Despite coming from different backgrounds, the feeling of home at JSOM is the message songwriter Shabnam Amini said she hoped to share in the lyrics.
“I hope they feel like they are not in an unknown place because it’s just so welcoming,” said Amini, a marketing graduate student. “I really hope that the video sets the tone for the years to come.”
In the music video, the word “home” is written in 10 different languages to connect with international audiences, Amini said. The video was also shown at JSOM orientation to welcome new students this fall.
“When these new freshmen or anyone sees Portuguese or Chinese and these other languages pop up, they just kind of feel like a spark of, ‘OK, they remembered me,’” she said.
“When these new freshmen or anyone sees Portuguese or Chinese and these other languages pop up, they just kind of feel like a spark of, ‘OK, they remembered me,’” she said.

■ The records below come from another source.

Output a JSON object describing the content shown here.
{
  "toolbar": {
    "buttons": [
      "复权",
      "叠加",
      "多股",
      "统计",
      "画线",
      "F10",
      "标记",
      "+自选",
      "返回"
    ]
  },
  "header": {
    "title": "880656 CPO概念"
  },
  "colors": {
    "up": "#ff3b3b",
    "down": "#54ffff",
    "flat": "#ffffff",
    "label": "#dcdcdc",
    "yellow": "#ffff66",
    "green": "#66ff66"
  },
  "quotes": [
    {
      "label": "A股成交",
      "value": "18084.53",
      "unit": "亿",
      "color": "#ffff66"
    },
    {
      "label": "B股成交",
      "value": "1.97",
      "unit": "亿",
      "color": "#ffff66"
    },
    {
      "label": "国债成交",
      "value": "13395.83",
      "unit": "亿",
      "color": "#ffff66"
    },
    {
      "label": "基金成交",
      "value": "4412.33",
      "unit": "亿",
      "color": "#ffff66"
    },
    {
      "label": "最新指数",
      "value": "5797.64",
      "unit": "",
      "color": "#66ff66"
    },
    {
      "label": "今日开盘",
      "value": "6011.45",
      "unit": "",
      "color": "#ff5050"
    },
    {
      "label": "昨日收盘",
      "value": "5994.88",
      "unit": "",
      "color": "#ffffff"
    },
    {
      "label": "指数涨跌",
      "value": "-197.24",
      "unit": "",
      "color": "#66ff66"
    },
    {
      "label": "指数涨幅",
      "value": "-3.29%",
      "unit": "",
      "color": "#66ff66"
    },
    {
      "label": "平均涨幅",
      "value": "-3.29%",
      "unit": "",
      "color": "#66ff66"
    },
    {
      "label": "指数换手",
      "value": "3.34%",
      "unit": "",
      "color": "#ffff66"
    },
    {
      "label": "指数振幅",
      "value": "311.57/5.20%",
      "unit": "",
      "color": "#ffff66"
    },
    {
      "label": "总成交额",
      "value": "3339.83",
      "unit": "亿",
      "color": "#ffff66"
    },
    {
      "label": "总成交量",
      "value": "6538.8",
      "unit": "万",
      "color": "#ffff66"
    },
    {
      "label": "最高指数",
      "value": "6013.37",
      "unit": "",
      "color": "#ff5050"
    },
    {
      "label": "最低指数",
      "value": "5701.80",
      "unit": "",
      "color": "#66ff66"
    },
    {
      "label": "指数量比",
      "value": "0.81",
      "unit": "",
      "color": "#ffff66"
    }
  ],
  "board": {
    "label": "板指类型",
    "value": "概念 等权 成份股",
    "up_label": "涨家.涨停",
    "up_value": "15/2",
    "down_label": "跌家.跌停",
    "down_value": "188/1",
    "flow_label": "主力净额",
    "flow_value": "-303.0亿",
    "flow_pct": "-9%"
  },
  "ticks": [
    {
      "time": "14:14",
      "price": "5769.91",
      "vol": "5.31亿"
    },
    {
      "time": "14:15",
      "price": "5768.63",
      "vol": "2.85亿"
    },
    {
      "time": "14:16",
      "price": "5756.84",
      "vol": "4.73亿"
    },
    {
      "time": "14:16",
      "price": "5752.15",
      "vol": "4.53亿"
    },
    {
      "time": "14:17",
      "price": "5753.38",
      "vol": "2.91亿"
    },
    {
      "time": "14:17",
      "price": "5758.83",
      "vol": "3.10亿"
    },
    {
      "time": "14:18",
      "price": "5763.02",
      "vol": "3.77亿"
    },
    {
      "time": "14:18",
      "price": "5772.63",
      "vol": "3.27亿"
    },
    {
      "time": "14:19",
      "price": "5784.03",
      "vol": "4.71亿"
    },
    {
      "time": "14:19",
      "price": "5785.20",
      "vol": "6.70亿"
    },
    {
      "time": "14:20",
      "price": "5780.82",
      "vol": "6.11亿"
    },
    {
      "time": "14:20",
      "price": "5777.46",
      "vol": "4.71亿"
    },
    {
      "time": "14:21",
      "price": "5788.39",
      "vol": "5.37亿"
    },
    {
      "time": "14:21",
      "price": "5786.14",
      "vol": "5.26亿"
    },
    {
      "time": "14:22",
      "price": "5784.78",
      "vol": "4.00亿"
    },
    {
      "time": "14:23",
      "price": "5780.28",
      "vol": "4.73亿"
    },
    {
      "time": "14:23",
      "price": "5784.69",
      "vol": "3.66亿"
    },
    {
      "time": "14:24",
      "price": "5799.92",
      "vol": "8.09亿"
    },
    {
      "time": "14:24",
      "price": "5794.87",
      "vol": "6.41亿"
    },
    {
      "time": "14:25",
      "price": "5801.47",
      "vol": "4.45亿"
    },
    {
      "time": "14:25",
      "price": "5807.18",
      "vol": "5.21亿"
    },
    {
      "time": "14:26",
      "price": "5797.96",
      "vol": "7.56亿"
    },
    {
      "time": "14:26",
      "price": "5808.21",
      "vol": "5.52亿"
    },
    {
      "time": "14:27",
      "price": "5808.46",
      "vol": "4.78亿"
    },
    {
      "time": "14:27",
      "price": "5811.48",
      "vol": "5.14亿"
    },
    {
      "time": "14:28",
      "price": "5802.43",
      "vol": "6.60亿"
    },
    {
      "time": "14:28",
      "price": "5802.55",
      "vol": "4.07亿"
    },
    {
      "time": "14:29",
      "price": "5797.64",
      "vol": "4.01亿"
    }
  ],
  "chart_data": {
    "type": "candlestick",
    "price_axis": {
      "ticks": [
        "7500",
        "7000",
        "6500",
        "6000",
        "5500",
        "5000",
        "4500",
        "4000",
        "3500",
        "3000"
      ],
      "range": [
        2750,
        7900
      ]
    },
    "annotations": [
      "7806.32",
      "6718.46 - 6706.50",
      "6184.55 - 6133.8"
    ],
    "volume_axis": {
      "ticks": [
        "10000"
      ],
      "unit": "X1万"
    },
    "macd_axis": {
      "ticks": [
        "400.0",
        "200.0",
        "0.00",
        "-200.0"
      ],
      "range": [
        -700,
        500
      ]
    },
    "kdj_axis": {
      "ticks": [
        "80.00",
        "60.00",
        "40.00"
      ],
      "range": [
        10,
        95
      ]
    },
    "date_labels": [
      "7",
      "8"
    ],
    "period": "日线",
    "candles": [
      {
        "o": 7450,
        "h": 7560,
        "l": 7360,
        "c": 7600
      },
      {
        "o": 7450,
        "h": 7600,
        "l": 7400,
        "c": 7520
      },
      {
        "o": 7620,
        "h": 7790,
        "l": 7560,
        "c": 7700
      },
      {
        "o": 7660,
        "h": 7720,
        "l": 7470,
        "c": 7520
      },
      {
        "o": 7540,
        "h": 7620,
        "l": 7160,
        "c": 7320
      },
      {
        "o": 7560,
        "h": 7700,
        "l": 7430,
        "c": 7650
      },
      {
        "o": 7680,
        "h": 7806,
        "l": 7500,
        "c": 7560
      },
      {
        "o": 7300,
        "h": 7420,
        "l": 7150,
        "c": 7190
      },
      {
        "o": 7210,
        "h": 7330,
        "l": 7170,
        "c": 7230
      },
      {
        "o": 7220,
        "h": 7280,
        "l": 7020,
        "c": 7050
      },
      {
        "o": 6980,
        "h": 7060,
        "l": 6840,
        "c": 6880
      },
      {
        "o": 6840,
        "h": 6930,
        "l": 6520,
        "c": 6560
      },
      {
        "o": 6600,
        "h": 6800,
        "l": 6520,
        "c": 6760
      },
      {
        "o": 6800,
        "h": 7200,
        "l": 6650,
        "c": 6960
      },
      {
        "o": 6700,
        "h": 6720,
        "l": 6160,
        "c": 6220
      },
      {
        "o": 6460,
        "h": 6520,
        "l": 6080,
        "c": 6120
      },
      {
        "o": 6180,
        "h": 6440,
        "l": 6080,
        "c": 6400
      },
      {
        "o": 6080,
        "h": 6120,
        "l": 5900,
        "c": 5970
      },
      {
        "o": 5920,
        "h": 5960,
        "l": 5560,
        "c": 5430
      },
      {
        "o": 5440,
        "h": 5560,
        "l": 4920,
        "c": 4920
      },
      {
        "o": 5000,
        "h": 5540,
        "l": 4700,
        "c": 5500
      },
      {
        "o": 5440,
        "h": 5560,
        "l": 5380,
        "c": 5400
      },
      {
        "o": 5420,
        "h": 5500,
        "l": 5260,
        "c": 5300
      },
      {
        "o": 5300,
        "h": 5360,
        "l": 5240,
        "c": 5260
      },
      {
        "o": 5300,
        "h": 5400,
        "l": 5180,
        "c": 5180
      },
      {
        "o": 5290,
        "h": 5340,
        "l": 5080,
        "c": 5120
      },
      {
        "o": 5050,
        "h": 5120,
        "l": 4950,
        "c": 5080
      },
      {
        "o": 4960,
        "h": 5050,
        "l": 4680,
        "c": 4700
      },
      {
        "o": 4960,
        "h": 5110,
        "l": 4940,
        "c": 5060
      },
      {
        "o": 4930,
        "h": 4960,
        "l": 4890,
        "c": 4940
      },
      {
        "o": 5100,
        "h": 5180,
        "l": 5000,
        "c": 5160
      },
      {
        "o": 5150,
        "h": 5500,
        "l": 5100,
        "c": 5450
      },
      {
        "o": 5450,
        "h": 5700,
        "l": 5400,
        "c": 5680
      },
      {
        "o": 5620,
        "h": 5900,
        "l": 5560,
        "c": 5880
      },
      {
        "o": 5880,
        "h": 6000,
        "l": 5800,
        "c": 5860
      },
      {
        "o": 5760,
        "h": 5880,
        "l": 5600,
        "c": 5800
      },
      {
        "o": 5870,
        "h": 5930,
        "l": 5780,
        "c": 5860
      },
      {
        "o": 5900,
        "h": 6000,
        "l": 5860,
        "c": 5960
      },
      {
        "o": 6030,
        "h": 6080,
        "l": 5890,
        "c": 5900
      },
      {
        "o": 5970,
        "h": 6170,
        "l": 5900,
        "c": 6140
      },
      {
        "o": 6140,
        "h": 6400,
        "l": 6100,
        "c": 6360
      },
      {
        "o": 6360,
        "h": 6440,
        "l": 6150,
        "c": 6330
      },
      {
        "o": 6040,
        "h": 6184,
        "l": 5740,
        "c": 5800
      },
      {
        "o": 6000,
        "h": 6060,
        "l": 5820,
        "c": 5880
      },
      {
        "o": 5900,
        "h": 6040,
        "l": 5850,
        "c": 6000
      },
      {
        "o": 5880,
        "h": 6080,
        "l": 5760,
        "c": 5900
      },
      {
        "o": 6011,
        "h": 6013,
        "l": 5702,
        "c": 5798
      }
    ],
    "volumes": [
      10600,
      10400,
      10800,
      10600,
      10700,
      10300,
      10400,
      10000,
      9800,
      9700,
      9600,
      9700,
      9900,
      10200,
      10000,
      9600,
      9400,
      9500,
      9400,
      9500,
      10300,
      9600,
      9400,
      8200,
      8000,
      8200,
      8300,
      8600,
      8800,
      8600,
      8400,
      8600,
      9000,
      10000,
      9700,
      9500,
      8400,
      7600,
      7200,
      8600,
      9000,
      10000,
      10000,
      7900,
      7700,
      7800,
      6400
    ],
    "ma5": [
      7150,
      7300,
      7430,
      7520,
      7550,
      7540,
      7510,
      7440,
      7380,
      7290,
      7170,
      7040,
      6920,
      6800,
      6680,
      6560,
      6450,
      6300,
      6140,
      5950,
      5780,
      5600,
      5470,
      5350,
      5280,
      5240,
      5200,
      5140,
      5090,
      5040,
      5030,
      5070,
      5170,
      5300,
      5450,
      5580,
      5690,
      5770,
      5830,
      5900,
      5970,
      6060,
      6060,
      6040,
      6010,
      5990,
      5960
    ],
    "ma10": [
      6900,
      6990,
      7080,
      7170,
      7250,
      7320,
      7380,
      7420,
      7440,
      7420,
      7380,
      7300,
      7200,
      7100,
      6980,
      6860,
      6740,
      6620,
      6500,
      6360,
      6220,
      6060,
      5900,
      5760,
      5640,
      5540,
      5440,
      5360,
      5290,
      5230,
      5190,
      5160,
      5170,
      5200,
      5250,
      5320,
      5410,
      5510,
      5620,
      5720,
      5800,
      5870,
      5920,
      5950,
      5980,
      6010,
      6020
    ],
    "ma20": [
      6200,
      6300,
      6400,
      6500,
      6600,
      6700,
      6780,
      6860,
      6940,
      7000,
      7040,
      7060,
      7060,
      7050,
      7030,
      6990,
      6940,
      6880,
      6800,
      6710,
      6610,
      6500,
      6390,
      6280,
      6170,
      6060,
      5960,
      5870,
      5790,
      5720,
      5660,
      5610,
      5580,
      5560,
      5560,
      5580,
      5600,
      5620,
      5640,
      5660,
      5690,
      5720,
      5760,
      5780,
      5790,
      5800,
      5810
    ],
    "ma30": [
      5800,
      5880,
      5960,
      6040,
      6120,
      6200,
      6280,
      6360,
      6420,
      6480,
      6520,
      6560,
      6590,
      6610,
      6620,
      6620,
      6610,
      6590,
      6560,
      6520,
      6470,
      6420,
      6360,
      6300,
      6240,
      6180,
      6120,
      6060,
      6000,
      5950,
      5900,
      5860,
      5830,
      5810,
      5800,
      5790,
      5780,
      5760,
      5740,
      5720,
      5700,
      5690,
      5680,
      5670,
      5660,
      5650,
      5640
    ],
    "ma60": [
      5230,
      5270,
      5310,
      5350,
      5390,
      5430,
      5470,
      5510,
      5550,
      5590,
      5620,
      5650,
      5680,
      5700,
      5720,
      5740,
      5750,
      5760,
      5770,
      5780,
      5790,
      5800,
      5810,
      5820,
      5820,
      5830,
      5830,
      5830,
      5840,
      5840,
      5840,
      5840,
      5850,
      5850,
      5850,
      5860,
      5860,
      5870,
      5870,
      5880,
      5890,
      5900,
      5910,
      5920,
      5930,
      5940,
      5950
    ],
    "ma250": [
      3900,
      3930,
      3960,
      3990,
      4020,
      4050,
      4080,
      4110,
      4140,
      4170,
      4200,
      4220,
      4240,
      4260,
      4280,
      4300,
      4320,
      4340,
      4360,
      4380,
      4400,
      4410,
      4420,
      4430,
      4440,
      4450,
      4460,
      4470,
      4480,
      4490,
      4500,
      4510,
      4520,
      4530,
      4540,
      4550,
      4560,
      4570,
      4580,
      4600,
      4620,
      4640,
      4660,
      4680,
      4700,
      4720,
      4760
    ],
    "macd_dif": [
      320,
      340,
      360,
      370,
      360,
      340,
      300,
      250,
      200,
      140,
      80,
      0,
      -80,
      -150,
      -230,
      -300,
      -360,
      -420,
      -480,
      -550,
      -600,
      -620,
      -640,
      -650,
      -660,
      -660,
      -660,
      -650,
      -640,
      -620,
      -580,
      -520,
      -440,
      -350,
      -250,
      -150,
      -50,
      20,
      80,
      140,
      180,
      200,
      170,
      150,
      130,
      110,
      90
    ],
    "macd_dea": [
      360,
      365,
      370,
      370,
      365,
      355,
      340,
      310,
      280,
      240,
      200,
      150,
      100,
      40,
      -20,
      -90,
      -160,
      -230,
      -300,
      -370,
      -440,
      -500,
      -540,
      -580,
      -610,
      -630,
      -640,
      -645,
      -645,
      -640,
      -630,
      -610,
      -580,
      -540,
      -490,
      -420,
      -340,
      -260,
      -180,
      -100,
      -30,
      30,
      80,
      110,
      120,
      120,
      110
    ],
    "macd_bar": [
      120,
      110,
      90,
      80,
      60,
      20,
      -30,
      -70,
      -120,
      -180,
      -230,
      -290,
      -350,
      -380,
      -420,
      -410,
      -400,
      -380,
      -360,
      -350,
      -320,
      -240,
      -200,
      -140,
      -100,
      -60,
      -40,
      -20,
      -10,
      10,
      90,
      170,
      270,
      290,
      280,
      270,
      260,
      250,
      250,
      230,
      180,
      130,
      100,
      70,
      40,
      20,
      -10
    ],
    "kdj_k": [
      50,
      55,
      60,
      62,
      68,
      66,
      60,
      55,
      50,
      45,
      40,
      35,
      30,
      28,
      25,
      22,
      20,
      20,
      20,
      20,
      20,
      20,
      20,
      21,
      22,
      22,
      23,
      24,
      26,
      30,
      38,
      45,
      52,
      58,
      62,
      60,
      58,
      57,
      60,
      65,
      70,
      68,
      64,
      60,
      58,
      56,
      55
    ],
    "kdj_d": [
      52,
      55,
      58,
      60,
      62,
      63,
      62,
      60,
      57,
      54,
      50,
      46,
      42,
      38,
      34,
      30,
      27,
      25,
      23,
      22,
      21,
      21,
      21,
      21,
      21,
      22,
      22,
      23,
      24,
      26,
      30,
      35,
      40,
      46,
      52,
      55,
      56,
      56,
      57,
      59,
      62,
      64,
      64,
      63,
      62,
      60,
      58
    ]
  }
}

If you build identity and you build culture, you build reputation . . . I think that is their legacy. – Senior Associate Dean Monica Powell
The video highlights two students: one boy and one girl from different parts of the world. Nisarga Karnam, who filmed and edited the video, said they included scenes representative of a typical international student experience, such as working a campus dining job or calling parents back home while riding the DART bus.
“The main idea was to show how students can consider JSOM as their second home and what their day-to-day life in JSOM will be like,” said Karnam, a management science graduate student.
Powell said the council’s most significant accomplishment has been creating this feeling of belonging at the Jindal School.